Wednesday, September 5, 2012

John Iatesta

     The Carey article described the shift in journalism that has taken place and how this has led to a decline in the quality of journalism. The Ford article discusses how changing times and technology have made the newspaper industry more or less obsolete but does not offer a true replacement for the newspaper.

      I find it interesting that there has been similar rhetoric for decades. The Carey article talks about television news and the need for breaking news leading to the decline of print journalism and today people use the same argument about the Internet. The advent of social media and the Internet in general has created a need for instant news and for it to be as concise as possible. People can’t be burdened to read lengthy articles that take up multiple columns in a newspaper. You could see this change around the time the Carey piece was written with the creation of USA Today only four years earlier.

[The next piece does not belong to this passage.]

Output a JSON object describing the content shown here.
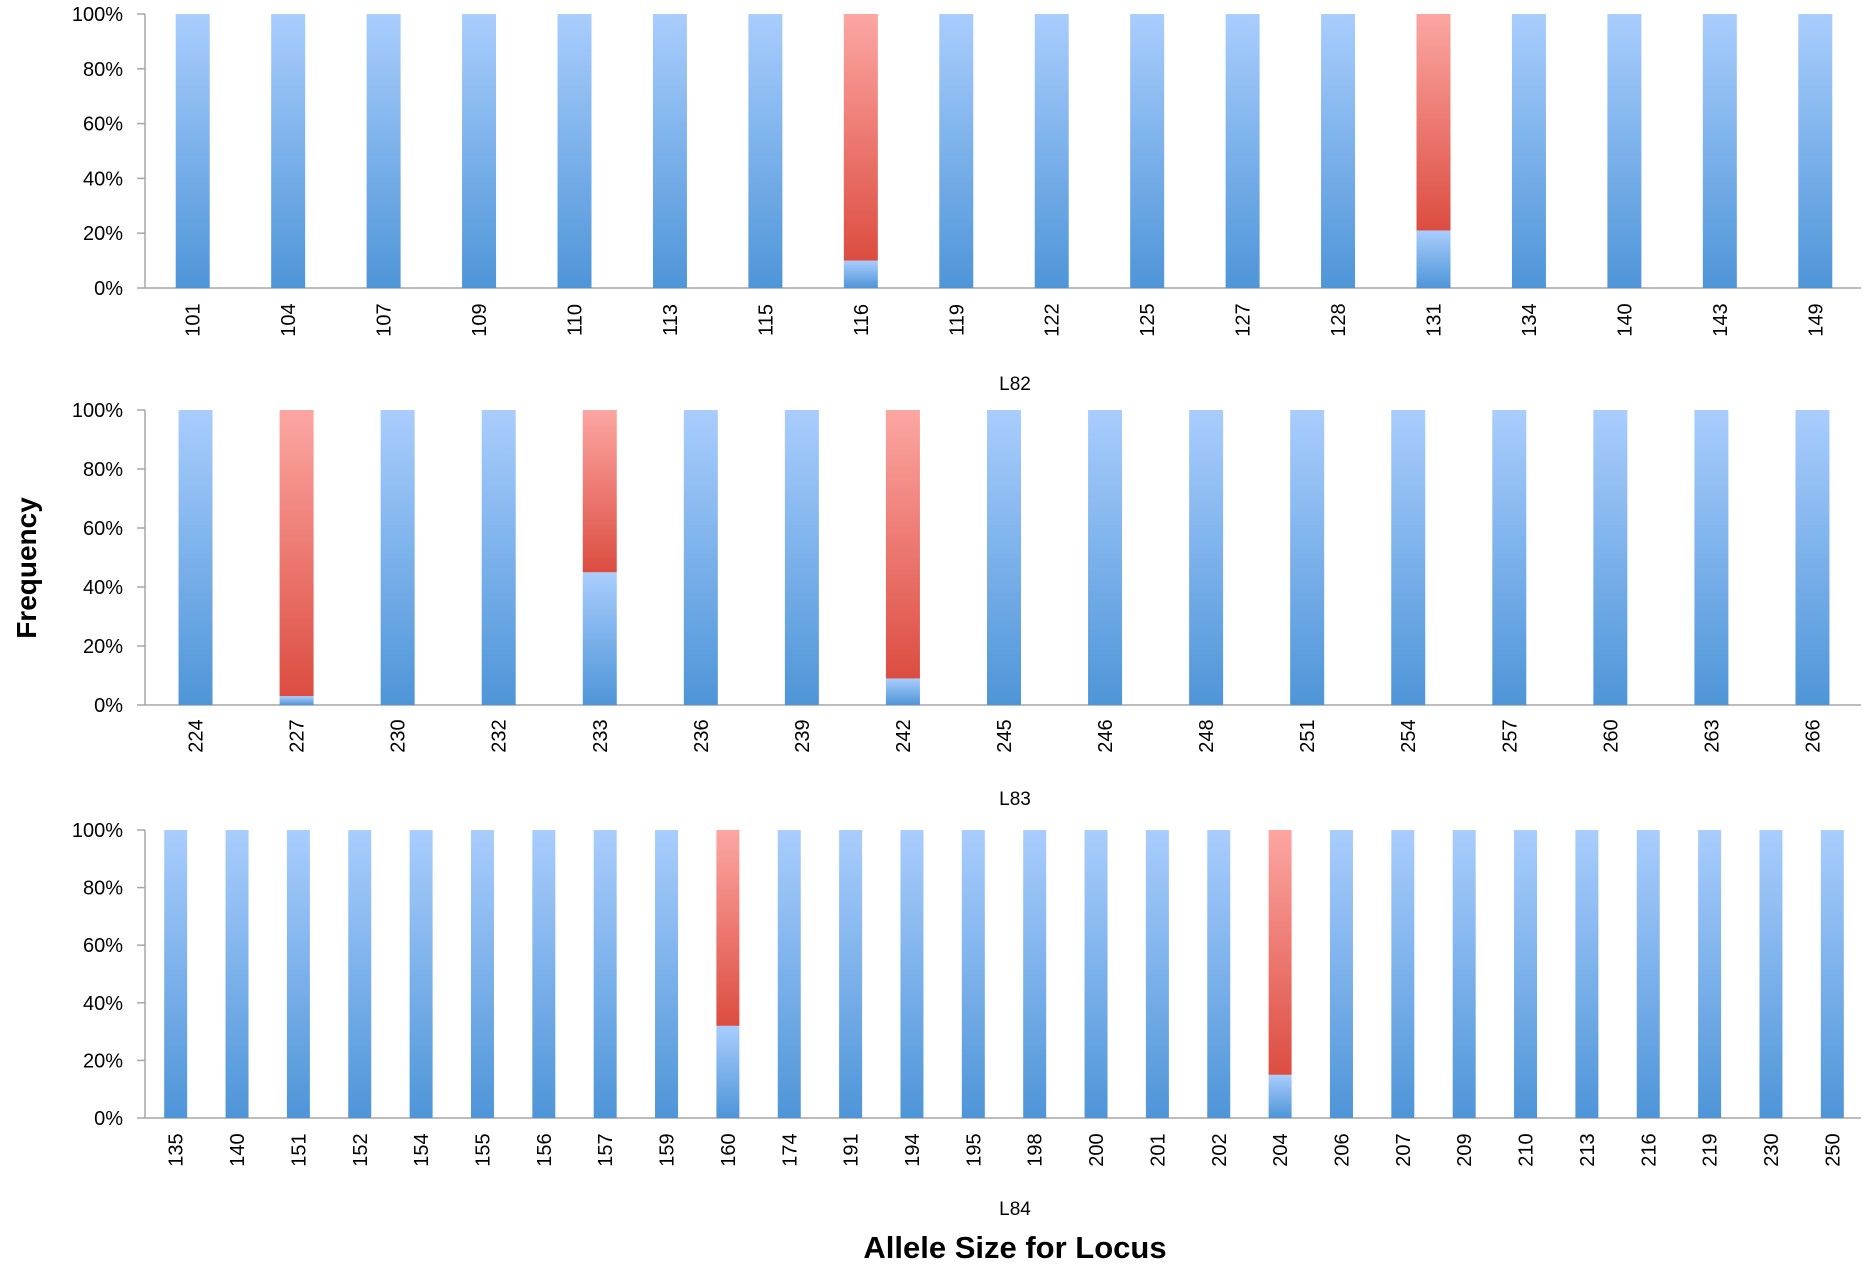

      To Ford’s point about how the Internet is not a reputable source of information I find that to be quite short sided. There are sites that can be like the National Enquirer, but people can tell these sites apart from a legitimate news site. Major newspapers are online and available to read even though some do require you buy a subscription. Online newspapers are so much more interactive; they have video, full color, and search bars to find exactly what you want. It creates a more appealing form of news to this current age. Change is inevitable and there is no reason to not welcome the change.

      I understand the complaints of modern journalism and I agree to an extent but a journalist’s job is to deliver the news and they are doing this. It may not be as beautiful and articulate as previous generations but that no longer demanded. Change can be scary for some but whether or not it scares you must adapt because it will happen no matter what.